The performance comparison results are summarized in Table I . Note that we apply the bandwidth analysis in all approaches to reject invalid solutions immediately. Therefore, the number of generated solutions is larger than the total number of simulated solutions or the total number of analyzed solutions. The sim approach spent the longer time to converge as expected. The proposed approach, est, is faster by an order of magnitude. Nevertheless, the est approach found a solution whose quality is closer to that of sim for both applications. In this experiment, the proposed analysis technique spent about 3 s, on average, to evaluate an architecture while the simulation took about 181 s.

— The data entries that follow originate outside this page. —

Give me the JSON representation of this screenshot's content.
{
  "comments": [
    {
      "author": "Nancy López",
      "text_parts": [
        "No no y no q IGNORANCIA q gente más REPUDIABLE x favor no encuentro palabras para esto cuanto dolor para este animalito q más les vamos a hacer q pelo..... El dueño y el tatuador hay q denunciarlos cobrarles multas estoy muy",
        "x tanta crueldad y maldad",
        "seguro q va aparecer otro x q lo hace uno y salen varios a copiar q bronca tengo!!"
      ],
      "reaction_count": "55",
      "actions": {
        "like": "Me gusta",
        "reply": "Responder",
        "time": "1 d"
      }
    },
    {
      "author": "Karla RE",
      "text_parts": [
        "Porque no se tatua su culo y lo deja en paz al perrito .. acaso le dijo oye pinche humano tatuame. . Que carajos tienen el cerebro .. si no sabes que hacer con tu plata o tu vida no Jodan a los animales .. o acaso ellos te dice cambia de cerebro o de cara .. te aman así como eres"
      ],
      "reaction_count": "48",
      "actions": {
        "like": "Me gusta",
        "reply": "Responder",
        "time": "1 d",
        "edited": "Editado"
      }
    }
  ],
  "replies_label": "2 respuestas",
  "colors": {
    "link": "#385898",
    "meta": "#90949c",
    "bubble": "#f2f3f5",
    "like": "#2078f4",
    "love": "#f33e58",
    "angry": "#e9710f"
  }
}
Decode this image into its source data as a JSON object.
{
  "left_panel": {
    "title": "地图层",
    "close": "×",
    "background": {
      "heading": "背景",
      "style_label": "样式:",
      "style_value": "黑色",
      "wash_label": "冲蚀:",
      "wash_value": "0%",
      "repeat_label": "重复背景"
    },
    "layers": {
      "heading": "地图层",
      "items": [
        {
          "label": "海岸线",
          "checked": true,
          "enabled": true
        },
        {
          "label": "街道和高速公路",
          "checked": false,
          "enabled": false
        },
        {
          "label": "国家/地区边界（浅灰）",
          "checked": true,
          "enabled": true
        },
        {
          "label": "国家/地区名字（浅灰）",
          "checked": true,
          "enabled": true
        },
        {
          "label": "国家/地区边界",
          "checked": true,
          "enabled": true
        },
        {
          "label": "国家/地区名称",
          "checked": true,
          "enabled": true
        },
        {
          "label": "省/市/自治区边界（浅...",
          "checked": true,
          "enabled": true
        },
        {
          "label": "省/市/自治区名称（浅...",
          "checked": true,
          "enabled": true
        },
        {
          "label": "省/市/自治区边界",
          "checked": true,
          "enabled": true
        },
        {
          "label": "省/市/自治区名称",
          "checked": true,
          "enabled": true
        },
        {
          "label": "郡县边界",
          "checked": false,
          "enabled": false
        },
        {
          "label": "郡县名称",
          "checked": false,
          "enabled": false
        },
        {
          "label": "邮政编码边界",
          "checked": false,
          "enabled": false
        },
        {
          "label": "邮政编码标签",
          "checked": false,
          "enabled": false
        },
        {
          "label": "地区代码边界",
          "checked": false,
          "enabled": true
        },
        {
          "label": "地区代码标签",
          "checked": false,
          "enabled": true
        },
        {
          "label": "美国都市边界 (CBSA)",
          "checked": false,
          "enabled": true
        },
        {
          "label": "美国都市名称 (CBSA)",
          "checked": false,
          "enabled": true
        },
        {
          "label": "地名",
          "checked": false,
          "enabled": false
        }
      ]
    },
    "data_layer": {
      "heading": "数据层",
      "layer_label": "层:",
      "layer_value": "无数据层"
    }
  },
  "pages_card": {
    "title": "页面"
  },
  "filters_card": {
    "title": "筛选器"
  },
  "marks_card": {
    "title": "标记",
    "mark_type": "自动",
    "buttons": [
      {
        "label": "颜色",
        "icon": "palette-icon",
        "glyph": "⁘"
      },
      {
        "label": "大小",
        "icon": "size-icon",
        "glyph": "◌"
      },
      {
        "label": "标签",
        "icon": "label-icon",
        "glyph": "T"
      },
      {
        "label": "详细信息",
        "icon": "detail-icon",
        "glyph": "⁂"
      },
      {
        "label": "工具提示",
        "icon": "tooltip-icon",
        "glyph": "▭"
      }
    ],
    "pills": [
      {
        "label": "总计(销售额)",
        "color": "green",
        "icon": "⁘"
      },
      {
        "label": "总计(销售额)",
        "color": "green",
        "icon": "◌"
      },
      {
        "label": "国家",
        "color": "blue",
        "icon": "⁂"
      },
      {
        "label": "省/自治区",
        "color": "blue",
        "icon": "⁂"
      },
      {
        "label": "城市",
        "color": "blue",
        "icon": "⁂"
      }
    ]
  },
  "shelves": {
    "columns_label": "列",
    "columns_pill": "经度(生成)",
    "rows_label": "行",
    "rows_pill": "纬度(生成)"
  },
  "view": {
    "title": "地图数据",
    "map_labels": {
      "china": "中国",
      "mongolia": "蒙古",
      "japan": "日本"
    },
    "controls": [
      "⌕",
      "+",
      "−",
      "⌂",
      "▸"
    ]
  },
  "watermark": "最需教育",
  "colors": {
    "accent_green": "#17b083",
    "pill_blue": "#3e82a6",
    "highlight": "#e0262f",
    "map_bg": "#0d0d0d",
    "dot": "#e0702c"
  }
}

The proposed memory contention analysis prunes out the design space effectively, especially in case of the synthetic application. The ratio of "Rejected" among all the analyzed solutions is 63%. And among the "Accepted" solutions, less than 10% underwent simulations with negligible performance loss. On the other hand, the simulation-based approach has high ratio of rejection after paying the cost of simulation. For the PiP application, 89% of the analyzed solutions are accepted among which only 6% underwent simulation. Note that 30% of the simulated solutions were rejected even in the proposed approach. It indicates that accurate simulation is unavoidable to accurately account for the contention delay. Not all accepted architectures by the analysis are subject to simulation. A few of them is selected by the fitness evaluation of the QEA [13] . The average error between the estimated and the simulated times for architecture candidates for the synthetic application is just 5.5% while that of the PiP application is 9.1%.
VI. Conclusion
In this letter, we presented a systematic exploration method of on-chip communication architecture for processor poolbased MPSoCs. In the current implementation, we considered bus matrix architectures for both local communication network inside each processor pool and global communication architecture. To avoid excessive use of time-consuming simulation during exploration, we proposed two static analysis techniques: 1) bandwidth analysis considering task execution dependences, and 2) memory contention analysis for the underlying bus matrix architecture. The experimental results showed that the proposed analysis technique prunes the design space effectively to reduce the exploration time without performance loss compared with the simulation-based approach.